Von Sonntag bis Freitag mussten dafür wieder die Fahrräder herhalten. Wir hatten ihnen Zaumzeug und Zügel aus Gurten an den Lenker gebastelt, führten sie auf die weiten Wiesen hinterm Haus, fütterten Vorderräder, klopften beruhigend auf Gepäckträger und kratzten Pedalen die Hufe aus. Um dann wieder aufzusteigen, hoch in den Sattel, die Lenkerzügel in der Hand, wild durchs Dorf galoppierend. Imaginäre stolze Amazonen auf imaginierten wilden Hengsten, die Welt war magic, wenn wir sie dazu machten.

Inzwischen war das mit den Pferden längst vorbei. Das war lächerlicher Zeitvertreib gewesen, Zeitfüller, Zeitfresser, Zeit war genau das, was wir nun nicht mehr hatten. Jetzt mussten wir raus, jetzt hieß es endlich selbst galoppieren. Schließlich war die Kinderhaut längst aufgeplatzt und hing uns in Fetzen an den noch unentschiedenen Körpern. Die einen zu lang und schlaksig, die anderen gestaucht und pummelig und ganz und gar nicht Abba-like. Aber ganz ohne Frage standen wir jetzt am Beginn von etwas unbeschreiblich Großem, wenn man uns nur endlich laufen ließe.

Wer mit Mitte, Ende zwanzig hier noch herumhing, der hatte das mit den Weichen nicht richtig kapiert. Das war uns durchaus klar. Der würde bleiben und nach kurzem sinnlosem Aufbäumen das Leben der Alten fristen. Die Söhne der Bauern gehörten dazu, auch die Schwestern Sonja und Gabi. Beide schon um die zwanzig, die eine flach wie Schneewittchen, die andere unglaublich dick wie Frau Holle. Irgendwas mit den Drüsen. Oder mit eimerweise Chips. Beide mit Schlafzimmerblick unterm Dauerwellenpony und ständig im verdreckten Klo, um sich den fetten schwarzen Lidstrich oder die Lippen nachzuziehen. Oder einen der Kerle herein, auch das kam vor, dass die engen, schlecht gefliesten Räume das Stöhnen lernten.

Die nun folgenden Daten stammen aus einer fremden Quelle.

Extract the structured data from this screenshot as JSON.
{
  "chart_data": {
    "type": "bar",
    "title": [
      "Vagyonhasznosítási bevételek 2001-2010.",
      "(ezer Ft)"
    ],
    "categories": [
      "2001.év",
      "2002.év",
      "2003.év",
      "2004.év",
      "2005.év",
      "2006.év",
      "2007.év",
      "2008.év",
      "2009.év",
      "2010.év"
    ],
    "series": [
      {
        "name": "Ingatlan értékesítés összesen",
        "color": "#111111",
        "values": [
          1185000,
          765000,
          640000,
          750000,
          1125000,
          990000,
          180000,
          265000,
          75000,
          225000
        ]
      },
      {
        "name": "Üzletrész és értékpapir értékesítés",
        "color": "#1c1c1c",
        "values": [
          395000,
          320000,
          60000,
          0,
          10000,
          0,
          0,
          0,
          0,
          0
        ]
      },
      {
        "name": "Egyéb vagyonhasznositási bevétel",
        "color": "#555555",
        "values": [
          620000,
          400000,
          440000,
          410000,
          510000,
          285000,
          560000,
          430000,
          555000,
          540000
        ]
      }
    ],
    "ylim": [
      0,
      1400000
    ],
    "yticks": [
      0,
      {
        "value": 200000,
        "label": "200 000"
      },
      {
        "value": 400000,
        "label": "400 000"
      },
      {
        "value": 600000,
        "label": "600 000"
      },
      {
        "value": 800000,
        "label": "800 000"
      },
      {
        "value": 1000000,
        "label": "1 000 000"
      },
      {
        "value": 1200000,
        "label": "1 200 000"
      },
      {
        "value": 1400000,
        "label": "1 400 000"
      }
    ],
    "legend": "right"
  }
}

Dass sich die dicke Gabi allerdings so lange auf dem Waschbecken ficken ließ, bis das olle Ding aus der Wand brach und sich Toni gemeinsam mit einem Wasserrohrbruch ergoss, das fand Emmi gar nicht witzig. Da wurde tatsächlich mal lautstark gezetert und großräumig gefeudelt, nachmittags um vier, als die meisten von uns noch an der Drehbank standen oder über Hausaufgaben gebeugt waren und Englischverben konjugierten. Oder auch, es ist nicht auszuschließen, frustriert mit F.R. David im Schmalztopf saßen und „Words don’t come easy“ in Endlosschleife seufzten.

Nein, nicht alle würden es schaffen.

Aber wir jungen Zugezogenen, die sich in Kürze zumindest zum miesen Abitur fighten würden, wir hatten eine Chance. Und diejenigen, die begriffen hatten, dass sie dem Arsch der Welt irgendwann selbst den Blanken zeigen mussten. Damit das endlich mal aufhörte mit den stagnierten Träumen und der wortlosen Ergebenheit. Mit all den nicht gelebten Existenzen, die das Wort Leben gar nicht verdienten. In all ihrer furchtbaren Langweiligkeit, ohne Schnaps und Sex und Liebe.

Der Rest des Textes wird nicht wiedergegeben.